Esed'den önce CHP ses verdi!
Yalçın Akdoğan, 24 TV'de 'Siyaset 24'te Yaşar Taşkın Koç, Mustafa Kartoğlu ve Hatem Ete'nin sorularını cevapladı...
12 Yıl Önce Güncellendi
2014-03-26 00:53:05
Başbakan Recep Tayyip Erdoğan'ın Başdanışmanı ve AK Parti Ankara Milletvekili 'Siyaset 24'e konuk oldu.
Yalçın Akdoğan, Suriye uçağının düşürülmesiyle ilgili olarak “muhalefetin bakışında son derece sorumsuz bir yaklaşım olduğunu” söyledi. Akdoğan, “Türk uçağı düşürülüyor hükümet eleştiriliyor, Suriye uçağı düşürülüyor hükümet eleştiriliyor” dedi.
ESAD DAHA CEVAP VERMEDEN CHP SES VERİYOR
Muhalefetin sergilediği tutum çok ilginç. Suriye uçakları gelip bizim sınırımızı taciz ediyor, bizim uçaklarımıza kilitleniyor. Ama muhalefet kalkıyor hükümeti eleştiriyor. Kardeşim biz gidip onlara tacizde bulunmuyoruz, onlar bize tacizde bulunuyor siz yine hükümeti eleştiriyorsunuz. Onlar Türk uçağını düşürüyor hükümeti eleştiriyorsunuz, TSK Suriye uçağını vuruyor yine eleştiriyorsunuz. Yani ne olursa olsun hükümeti eleştiren kör bakış açısı var. Esad daha ses vermeden Kılıçdaroğlu ses veriyor. Şimdi bir insan milli duygulardan uzak olabilir mi ya. Yani mesele hükümet meselesi değil, bir devlet meselesidir. Sizin sınırınızda bir tecavüz söz konusu ise elbette angajman kuralları gereği bunun karşılığının ne olacağı bellidir. Şimdi diyorlar ki; ‘başka devletin uçakları sınırımızı taciz etti, niye onları düşürmediniz?’ Onlarla öyle bir angajman kuralı yok ki. Burada açık fiili saldırı var. Saldırı olmuş ve bunun üzerine angajman kuralları değişmiş. Keyiften o uçak düşürülmüyor. Bu konunun seçimle hiçbir alakası yok. Öyle bir sorumsuzluk olabilir mi?

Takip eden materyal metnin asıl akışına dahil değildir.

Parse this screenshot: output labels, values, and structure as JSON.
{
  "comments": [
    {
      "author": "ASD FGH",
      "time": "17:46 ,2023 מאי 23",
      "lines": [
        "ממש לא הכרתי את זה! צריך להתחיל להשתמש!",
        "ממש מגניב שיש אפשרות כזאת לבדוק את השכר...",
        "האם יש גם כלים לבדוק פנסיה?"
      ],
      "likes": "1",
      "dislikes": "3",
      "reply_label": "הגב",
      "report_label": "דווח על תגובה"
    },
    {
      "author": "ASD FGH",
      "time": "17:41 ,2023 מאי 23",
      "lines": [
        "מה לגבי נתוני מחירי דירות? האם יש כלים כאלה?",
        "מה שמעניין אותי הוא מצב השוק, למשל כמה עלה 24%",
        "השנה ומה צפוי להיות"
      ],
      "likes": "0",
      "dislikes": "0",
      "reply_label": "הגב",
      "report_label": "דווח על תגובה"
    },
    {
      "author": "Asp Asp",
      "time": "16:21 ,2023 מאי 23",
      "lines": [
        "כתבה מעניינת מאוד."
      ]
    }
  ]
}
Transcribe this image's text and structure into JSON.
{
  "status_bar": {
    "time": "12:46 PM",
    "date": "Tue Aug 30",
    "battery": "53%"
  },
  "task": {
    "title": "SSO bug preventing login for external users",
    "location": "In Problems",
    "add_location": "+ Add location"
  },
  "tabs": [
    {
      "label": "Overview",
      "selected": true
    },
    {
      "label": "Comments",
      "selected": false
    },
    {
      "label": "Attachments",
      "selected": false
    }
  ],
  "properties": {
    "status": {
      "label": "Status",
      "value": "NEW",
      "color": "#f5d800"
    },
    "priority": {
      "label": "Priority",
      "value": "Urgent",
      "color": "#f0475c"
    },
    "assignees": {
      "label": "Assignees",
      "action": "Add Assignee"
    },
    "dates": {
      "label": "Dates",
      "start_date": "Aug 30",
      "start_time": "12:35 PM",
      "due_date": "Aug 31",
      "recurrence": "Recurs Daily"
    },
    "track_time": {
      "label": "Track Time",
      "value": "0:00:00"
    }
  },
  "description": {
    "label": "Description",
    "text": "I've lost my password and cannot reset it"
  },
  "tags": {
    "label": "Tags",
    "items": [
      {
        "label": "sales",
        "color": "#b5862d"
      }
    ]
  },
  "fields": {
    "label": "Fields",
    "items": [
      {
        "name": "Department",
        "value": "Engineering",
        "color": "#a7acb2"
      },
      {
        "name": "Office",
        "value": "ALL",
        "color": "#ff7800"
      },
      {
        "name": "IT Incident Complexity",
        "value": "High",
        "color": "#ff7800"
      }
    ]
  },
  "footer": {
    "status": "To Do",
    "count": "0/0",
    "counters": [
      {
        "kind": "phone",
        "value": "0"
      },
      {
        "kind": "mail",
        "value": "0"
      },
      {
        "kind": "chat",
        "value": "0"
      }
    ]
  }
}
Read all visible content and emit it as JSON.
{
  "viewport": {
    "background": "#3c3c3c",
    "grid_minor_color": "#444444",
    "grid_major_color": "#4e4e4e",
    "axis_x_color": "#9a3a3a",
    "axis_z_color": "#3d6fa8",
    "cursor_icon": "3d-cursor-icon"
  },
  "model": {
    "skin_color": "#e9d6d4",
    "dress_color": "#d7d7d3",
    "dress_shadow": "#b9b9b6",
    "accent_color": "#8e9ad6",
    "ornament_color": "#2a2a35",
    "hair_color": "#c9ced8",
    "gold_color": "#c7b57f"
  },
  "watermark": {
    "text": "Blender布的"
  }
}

SUÇ VARSA DEVLET HUKUK İÇİNDE MÜCADELE EDER
Yalçın Akdoğan, “ortada bir suç varsa devlet hukuk içinde mücadele eder, kavga etmez” dedi. Devlet suç işleyenlere bir yaptırım olacağını ifade etti.
AMACA ULAŞMAK İÇİN HER YOL MÜBAHTIR ANLAYIŞI
Amaca ulaşmak için her yolu mübah gören, kirli her türlü yöntemi normal gören anlayışlar, hakikatin merkezine kendilerini yerleştiren anlayışlardır. Bunların değerlendirilmesi gereken, sorgulanılması gereken konulardır. Kendi menfaatleri için bütün ilkeleri göz ardı eden bir yaklaşım sergiliyorlar.
İMANLA YALAN BİR ARADA YÜRÜMEZ
Twitter ve sair platformlarda kendileriyle ilgili olarak hayali senaryolarla yalanlar üretilerek kişilik haklarına saldırıldığını aktaran Akdoğan, kutsal mücadele verdiklerini sanarak canavarlaştıklarını söyledi.
Bizimle ilgili akla hayale gelmedik senaryolar uyduruyorlar. Oturuyorlar, nasıl yalan söyleyeyim, hayal ürünü şeyler uyduruyorlar. Sonra bu ürettikleri yalanlara kendileri inanmaya başlıyorlar. Ve bunu gidip de vaazlarda anlatıyorlar. Bu nasıl bir sahtekarlıktır? Yani imanla yalan bir arada gidebilir mi? Sen Müslüman bir adamsan oturup bu kadar yalanı nasıl üretiyorsun? Bunun cezasını nereden alıyorsun, insanların kişilik haklarına saldırıyorsun. Bu kadar yalan, iftira, fitne, fesat imanla birlikte nasıl gidebilir? Ve bunu yapan insanlar kutsal bir mücadele verdiğini düşünerek bu canavarlaşma haline geliyorlar. Bu yüzden gerçekten psikiyatrik olarak ele alınması gereken bir şey. Bu yapıyı peşine takarsan, bu kadar yalan, iftira, hayali senaryo üretmeye başlarsa ve bunu propaganda birimleri gibi herkese yaygınlaştırırsan bir yalan dünya kurmuş oluyorsun kendine.